When asked about their biggest fear moving forward with Dodge-Frank, the two men answered candidly; “Crash and burn,” Beyers said. “What we are doing has never been done, and it is not without risk. Quite literally, this could all go down in flames if the hardware malfunctions. But there’s also the figurative crash and burn. Insulating yourself from rules that are fundamentally designed to protect markets is a dangerous move. What we’re doing is not for the faint of heart, we have no illusions about that. Some people say we’re nuts; we’re not saying they’re wrong.”

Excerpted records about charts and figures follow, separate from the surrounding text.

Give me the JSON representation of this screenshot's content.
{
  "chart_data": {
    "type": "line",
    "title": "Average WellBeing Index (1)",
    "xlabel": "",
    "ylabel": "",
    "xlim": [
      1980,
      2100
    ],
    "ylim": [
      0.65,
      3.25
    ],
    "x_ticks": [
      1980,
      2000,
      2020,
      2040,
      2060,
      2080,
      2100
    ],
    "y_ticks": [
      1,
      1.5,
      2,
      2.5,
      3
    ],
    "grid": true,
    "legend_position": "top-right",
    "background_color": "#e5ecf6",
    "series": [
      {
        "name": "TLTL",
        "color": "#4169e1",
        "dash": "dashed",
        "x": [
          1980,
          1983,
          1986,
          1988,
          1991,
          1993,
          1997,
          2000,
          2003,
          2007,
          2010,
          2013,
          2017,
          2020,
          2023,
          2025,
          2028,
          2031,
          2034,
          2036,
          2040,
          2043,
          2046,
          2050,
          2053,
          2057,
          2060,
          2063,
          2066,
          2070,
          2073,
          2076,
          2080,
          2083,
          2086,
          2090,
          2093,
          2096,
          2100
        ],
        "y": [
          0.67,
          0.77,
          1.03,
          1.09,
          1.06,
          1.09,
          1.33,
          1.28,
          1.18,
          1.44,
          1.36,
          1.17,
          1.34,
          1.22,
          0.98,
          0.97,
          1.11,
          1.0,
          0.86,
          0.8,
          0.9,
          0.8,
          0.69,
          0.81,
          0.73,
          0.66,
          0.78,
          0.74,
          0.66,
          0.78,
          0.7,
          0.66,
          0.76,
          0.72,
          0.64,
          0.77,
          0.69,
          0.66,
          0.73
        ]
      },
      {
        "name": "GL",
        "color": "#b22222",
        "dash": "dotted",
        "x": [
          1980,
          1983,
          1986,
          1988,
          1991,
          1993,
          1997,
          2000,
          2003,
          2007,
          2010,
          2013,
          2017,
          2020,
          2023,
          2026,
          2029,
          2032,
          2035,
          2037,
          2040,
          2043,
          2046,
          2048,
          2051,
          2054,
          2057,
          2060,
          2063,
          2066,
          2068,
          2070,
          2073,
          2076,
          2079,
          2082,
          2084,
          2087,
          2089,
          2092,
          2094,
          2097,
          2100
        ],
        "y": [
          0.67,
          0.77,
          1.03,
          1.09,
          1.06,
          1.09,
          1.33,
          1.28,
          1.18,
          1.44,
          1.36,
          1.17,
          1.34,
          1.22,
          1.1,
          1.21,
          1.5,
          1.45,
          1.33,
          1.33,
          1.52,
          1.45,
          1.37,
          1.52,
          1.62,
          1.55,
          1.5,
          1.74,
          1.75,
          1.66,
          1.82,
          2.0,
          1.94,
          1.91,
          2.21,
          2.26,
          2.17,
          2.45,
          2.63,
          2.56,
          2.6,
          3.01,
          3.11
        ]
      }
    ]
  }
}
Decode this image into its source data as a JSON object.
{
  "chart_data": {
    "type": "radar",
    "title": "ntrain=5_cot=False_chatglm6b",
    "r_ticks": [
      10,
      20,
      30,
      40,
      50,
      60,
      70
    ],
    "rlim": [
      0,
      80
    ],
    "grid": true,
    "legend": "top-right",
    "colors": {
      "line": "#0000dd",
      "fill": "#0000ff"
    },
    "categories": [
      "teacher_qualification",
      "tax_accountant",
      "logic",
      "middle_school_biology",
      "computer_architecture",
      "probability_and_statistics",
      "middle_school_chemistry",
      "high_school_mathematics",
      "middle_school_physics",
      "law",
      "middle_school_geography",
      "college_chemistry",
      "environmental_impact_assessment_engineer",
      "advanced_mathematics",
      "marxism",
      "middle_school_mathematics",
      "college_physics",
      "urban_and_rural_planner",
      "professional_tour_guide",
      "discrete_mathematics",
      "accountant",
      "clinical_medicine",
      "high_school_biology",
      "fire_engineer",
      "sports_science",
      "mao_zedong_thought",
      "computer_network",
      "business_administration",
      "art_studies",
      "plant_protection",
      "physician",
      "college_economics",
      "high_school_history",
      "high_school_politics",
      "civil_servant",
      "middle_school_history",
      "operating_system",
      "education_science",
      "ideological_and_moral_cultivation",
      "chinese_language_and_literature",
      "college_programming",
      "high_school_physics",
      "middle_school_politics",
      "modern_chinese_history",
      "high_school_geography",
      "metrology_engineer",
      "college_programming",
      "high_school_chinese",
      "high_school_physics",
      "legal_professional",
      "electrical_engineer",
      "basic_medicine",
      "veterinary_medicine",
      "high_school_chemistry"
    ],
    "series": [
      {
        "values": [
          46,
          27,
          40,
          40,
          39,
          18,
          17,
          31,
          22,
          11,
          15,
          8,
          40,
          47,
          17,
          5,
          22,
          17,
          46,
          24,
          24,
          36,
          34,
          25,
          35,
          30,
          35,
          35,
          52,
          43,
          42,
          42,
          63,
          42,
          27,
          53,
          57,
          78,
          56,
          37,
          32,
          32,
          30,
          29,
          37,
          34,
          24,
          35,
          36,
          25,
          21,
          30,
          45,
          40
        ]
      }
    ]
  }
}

Beyers and Sellers estimate the roll-out date for Perpetual Extraterritorial Trading under the most optimistic circumstances to be no sooner than July of 2016. “We have our work cut out for us and a lot will have changed between now and then, but we are confident that the market for our service will only continue to grow. After all, the sky’s the limit,” said Beyers. “Our best advice,” he continued, “is that rather than waiting for the tide of regulation to turn in your favor or looking for ways to avoid regulation, make sure you have a strong expert and advocate like Chatham in your corner to help you comply and prepare for what is coming down the pipeline. The better you understand the requirements, the better prepared you will be to adapt in an ever-changing market place.”
“And if anyone out there has a B-52 for sale,” Sellers added, “please let us know.”